En una vieja casa de la calle Pozo y en pleno barrio de la Feria, vivía un hombre de nombre Joaquín con su esposa llamada Esperanza. Ambos tenían un hijo, de nombre Diego, de una frágil salud pese a su juventud. Aun no había cumplido las veinte primaveras.
Joaquín tenía un taller de carpintería en el bajo de la casa donde moraban. Allí y con la ayuda de su hijo Diego, al que le entusiasmaba trabajar con la madera, como aprendiz, se ganaba el sustento de su familia con el trabajo realizado a través de encargos de arcas, mesas, sillas y demás enseres para vecinos, mercaderes, iglesias y conventos de la zona que apreciaban el buen trabajo de Joaquín. Con el paso del tiempo la salud de Diego iba empeorando día tras día, pese a la dedicación y cuidados que su madre le prestaba.

El temor fue apoderándose de sus padres al ver que su hijo enfermo y sin apenas fuerzas se iba apagando poco a poco. Su rostro pálido y demacrado, apuñalaba el corazón de su madre, que  no se separaba de él ni un solo instante. Su padre mordiéndose los labios seguía trabajando entre tenazas, azuelas, garlopas, escofinas y gubias que abarrotaban  el taller, que ahora  se le hacía demasiado  grande.

Un día mientras Diego reposaba en su lecho y  escuchaba a su madre sentada junto a él, como durante tantas horas y tantos días, en la oscuridad del dormitorio, observó cómo unos tímidos y tenues rayos de sol, traspasaban la diminuta ventana, e iluminaban la cara de su madre. Y por primera vez, pudo ver la amalgama de amargura, desesperación, dolor, abatimiento…dulzura, amor, esperanza y lágrimas (aunque quisiera disimularlas secándolas con un pañuelo) que revelaba su rostro. Ella presagiaba un final cercano.

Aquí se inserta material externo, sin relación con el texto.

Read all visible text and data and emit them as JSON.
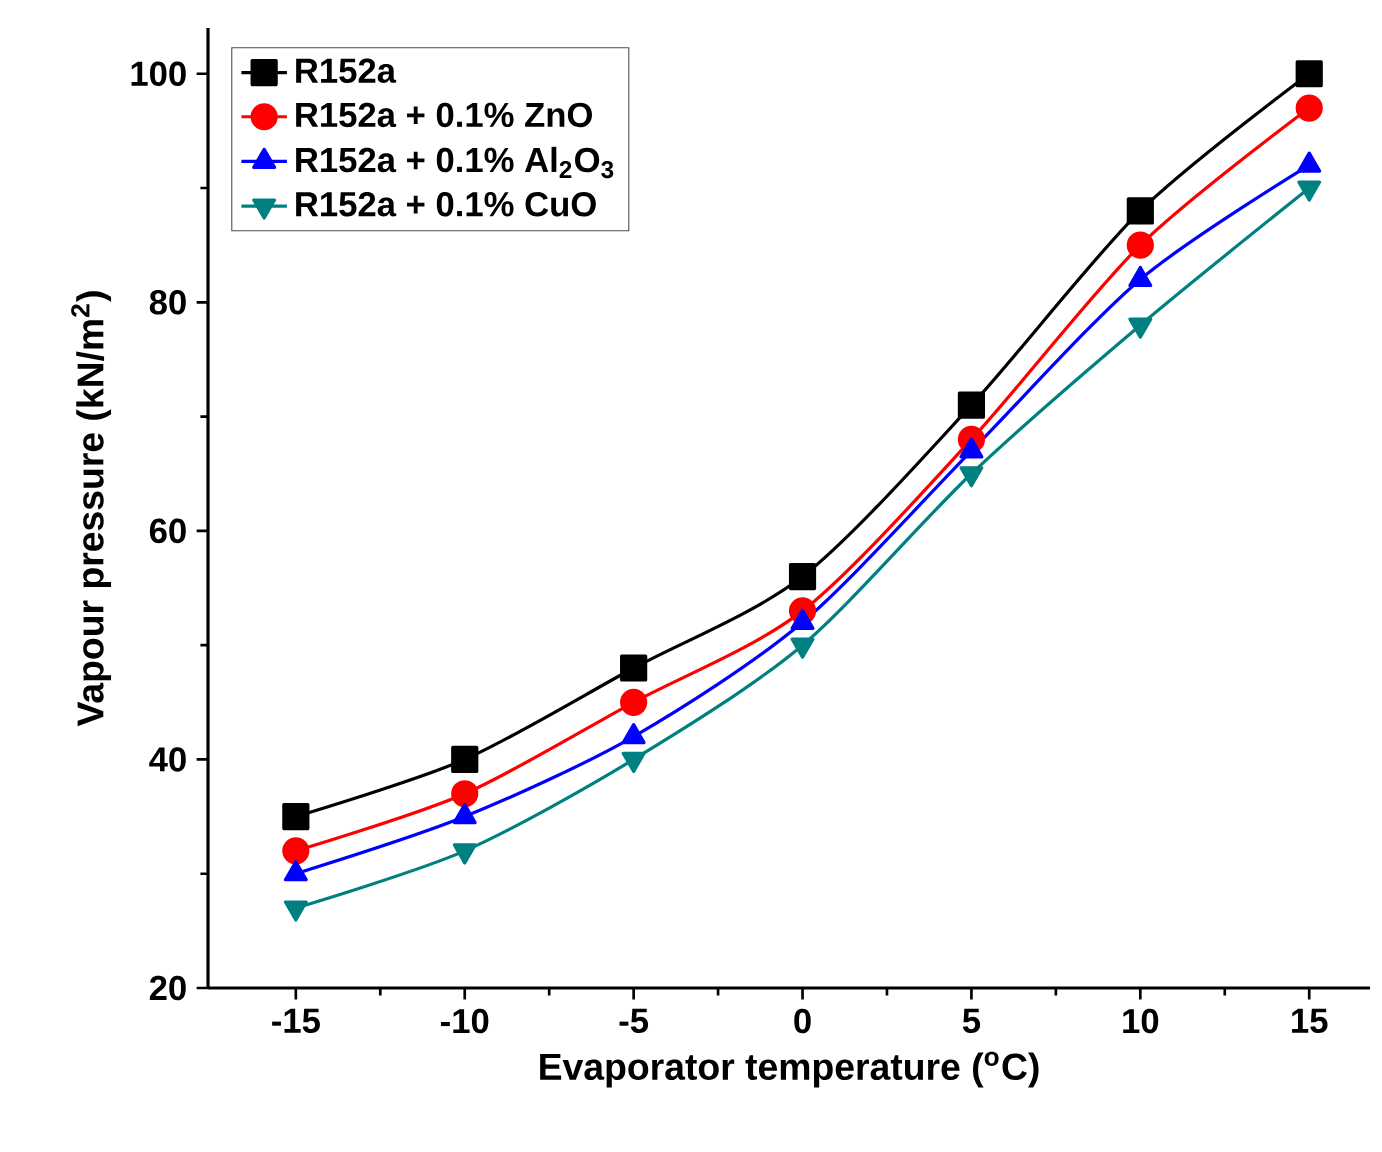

 El cuerpo de Diego se estremeció hasta lo más hondo de su alma, y sacando fuerzas de donde no la había, le dijo a su madre que quería bajar al taller, ésta intentó de convencerle para que así no fuese, y el insistió de nuevo.

Joaquín al ver a su hijo, sorprendido intentó ayudarle, éste le dijo: “padre deme un gran trozo de madera noble y un juego de gubias”. El padre no preguntó, he hizo lo que su hijo le había pedido.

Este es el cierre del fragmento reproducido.